Coffee- en seksshops

“Ik vind België iets rustiger, zakelijker en afstandelijker dan Nederland. Nederland, en zeker Amsterdam, leeft meer. Je gaat volledig mee in die bruisende cultuur, die toch een stuk Amerikaanser is dan in België. Ik luister nu bijvoorbeeld naar Nederlandse hiphop, zoals The Opposites, een aanrader. Ook de mode en de media zijn anders. Je hebt hier meer het tabloidgevoel. Het is allemaal wat decadenter dan in België.

“De eerste keren dat je in Amsterdam komt, trek je je ogen wel open als je al die coffee- en seksshops ziet. Op den duur stap je daar gewoon voorbij. In het begin keek ik ook altijd om als ik rumoer hoorde, maar nu weet ik dat het de typische luidruchtigheid van Amsterdam is. Er lopen hier veel mafketels rond. Alles kan en alles mag. Dat gevoel charmeert mij enorm. Voor een jonge gast is er natuurlijk een hoop verlokkingen, dat ontken ik niet, maar ik kan je gerust zeggen dat ik nooit op woensdag uitgegaan ben als ik op donderdag les had. Zo’n nieuws zou zich als een lopend vuurtje verspreiden.
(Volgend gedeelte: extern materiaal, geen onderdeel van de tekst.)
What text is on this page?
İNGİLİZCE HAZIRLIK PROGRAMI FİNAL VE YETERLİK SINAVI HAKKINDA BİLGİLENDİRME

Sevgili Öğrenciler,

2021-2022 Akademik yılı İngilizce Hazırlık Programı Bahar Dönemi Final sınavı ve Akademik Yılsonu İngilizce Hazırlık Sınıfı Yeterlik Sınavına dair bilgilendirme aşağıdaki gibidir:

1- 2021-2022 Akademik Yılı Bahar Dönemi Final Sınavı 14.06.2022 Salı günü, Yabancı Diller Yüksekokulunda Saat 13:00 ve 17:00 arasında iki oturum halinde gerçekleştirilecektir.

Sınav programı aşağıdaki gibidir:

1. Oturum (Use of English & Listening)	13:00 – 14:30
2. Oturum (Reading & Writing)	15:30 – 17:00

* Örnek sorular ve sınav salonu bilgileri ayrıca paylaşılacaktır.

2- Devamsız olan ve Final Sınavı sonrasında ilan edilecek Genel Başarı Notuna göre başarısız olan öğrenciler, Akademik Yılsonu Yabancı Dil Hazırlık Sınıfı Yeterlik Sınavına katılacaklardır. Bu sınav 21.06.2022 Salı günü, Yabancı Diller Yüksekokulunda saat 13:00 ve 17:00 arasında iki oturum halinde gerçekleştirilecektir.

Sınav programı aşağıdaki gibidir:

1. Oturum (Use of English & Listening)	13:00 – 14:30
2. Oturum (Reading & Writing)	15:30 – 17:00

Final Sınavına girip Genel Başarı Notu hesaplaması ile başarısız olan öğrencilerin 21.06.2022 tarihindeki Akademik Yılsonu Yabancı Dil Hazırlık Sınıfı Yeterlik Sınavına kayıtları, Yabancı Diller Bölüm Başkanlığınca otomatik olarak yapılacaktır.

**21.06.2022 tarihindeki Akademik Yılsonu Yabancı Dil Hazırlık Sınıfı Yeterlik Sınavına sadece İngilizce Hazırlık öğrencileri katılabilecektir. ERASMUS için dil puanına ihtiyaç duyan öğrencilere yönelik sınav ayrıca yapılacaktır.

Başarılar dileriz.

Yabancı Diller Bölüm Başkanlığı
“Amsterdammers verschillen van de overige Nederlanders: ze hebben een grotere mond en zijn directer. Ze kunnen zelf ook wel iets meer hebben. Ajax is een afspiegeling van de stad Amsterdam. Ik ben hier harder geworden, ik kan kritiek makkelijk van mij afzetten.

“Ajax wordt ook anders bekeken. Wij zeggen elk jaar duidelijk dat we kampioen willen worden, dat stuit sommigen tegen de borst. Ofwel hou je van Ajax, ofwel haat je hen. Voor veel tegenstanders betekenen wij de wedstrijd van het jaar. Ik heb dat aan den lijve ondervonden toen ik een jaar op uitleenbasis voor RKC Waalwijk speelde: enkel tegen Ajax hadden we een vol huis. Daar werd al weken op voorhand naar uitgekeken. Het creëert een soort wijgevoel onder de Ajaxspelers.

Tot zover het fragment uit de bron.